There is a clear outlier. Normality assumption seems violated, nonlinear pattern more visible in residual plot. ")
## Part b.
## There is a clear outlier. Normality assumption seems violated, nonlinear pattern more visible in residual plot.
fitted <- lm( log(numBacteria) ~ (minutes) )

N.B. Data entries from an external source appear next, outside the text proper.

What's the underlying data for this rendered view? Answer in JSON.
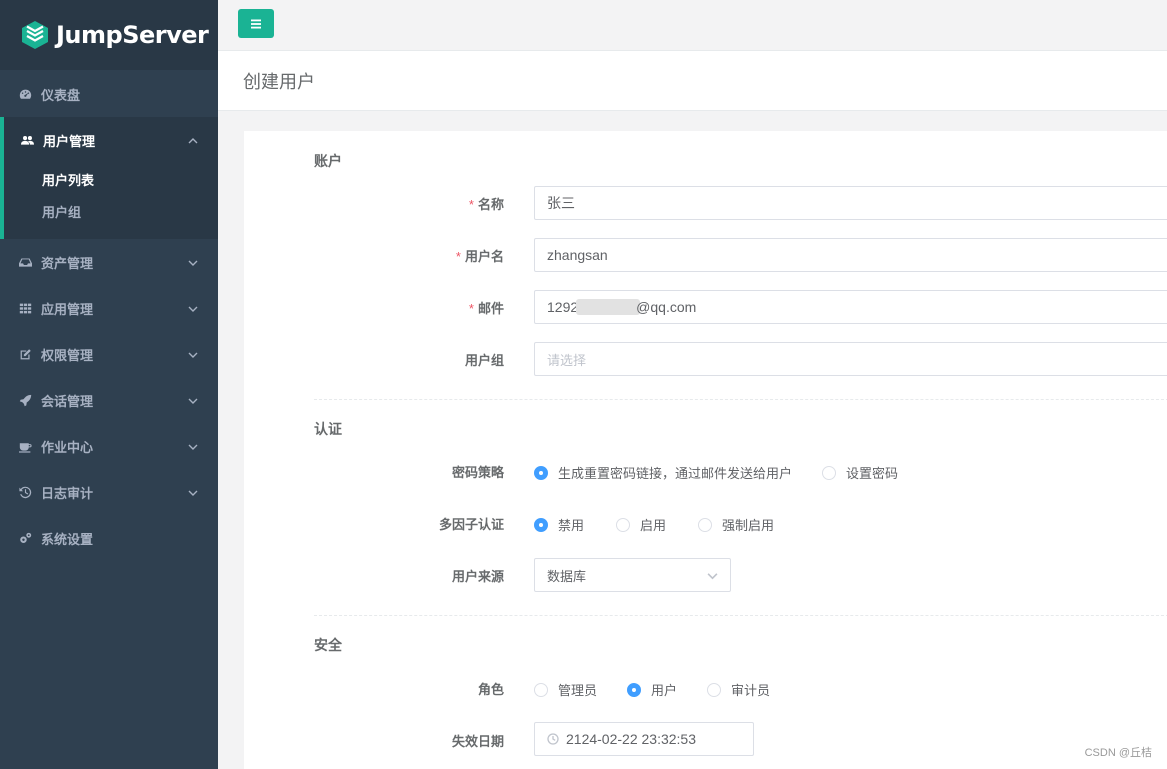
{
  "app": {
    "logo_text": "JumpServer"
  },
  "sidebar": {
    "items": [
      {
        "label": "仪表盘",
        "icon": "dashboard-icon"
      },
      {
        "label": "用户管理",
        "icon": "users-icon",
        "expanded": true,
        "children": [
          {
            "label": "用户列表",
            "active": true
          },
          {
            "label": "用户组",
            "active": false
          }
        ]
      },
      {
        "label": "资产管理",
        "icon": "inbox-icon"
      },
      {
        "label": "应用管理",
        "icon": "grid-icon"
      },
      {
        "label": "权限管理",
        "icon": "edit-icon"
      },
      {
        "label": "会话管理",
        "icon": "rocket-icon"
      },
      {
        "label": "作业中心",
        "icon": "coffee-icon"
      },
      {
        "label": "日志审计",
        "icon": "history-icon"
      },
      {
        "label": "系统设置",
        "icon": "gears-icon"
      }
    ]
  },
  "header": {
    "title": "创建用户"
  },
  "form": {
    "sections": {
      "account": "账户",
      "auth": "认证",
      "security": "安全"
    },
    "name": {
      "label": "名称",
      "value": "张三",
      "required": true
    },
    "username": {
      "label": "用户名",
      "value": "zhangsan",
      "required": true
    },
    "email": {
      "label": "邮件",
      "value_prefix": "1292",
      "value_suffix": "@qq.com",
      "required": true
    },
    "user_group": {
      "label": "用户组",
      "placeholder": "请选择"
    },
    "password_strategy": {
      "label": "密码策略",
      "options": [
        "生成重置密码链接，通过邮件发送给用户",
        "设置密码"
      ],
      "selected": "生成重置密码链接，通过邮件发送给用户"
    },
    "mfa": {
      "label": "多因子认证",
      "options": [
        "禁用",
        "启用",
        "强制启用"
      ],
      "selected": "禁用"
    },
    "source": {
      "label": "用户来源",
      "value": "数据库"
    },
    "role": {
      "label": "角色",
      "options": [
        "管理员",
        "用户",
        "审计员"
      ],
      "selected": "用户"
    },
    "expiry": {
      "label": "失效日期",
      "value": "2124-02-22 23:32:53"
    }
  },
  "watermark": "CSDN @丘桔",
  "colors": {
    "sidebar_bg": "#2f4050",
    "accent": "#1ab394",
    "radio_checked": "#409eff",
    "required": "#ed5565"
  }
}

plot( predict(fitted), rstudent(fitted), main = "R Student Residuals vs y")
abline(c(0,0), col="red")
summary(fitted)
##
## Call:
## lm(formula = log(numBacteria) ~ (minutes))
##
## Residuals:
## Min 1Q Median 3Q Max
## -0.184303 -0.083994 0.001453 0.072825 0.206246
##
## Coefficients:
## Estimate Std. Error t value Pr(>|t|)
## (Intercept) 5.33878 0.07409 72.05 6.47e-15 ***
## minutes -0.23617 0.01007 -23.46 4.49e-10 ***
## ---
## Signif. codes: 0 '***' 0.001 '**' 0.01 '*' 0.05 '.' 0.1 ' ' 1
##
## Residual standard error: 0.1204 on 10 degrees of freedom
## Multiple R-squared: 0.9822, Adjusted R-squared: 0.9804
## F-statistic: 550.3 on 1 and 10 DF, p-value: 4.489e-10
plot((minutes), log(numBacteria))
abline(fitted$coefficients)
qqnorm(rstudent(fitted), datax = TRUE ,
main="Normal Probability Plot")
qqline(rstudent(fitted), datax = TRUE )
cat("Part c.
The plots and summary shows much better fitting with high R2. Residual plot seems fine and fitting is satisfactory. Normality assumption also seems fine.")
## Part c.
## The plots and summary shows much better fitting with high R2. Residual plot seems fine and fitting is satisfactory. Normality assumption also seems fine.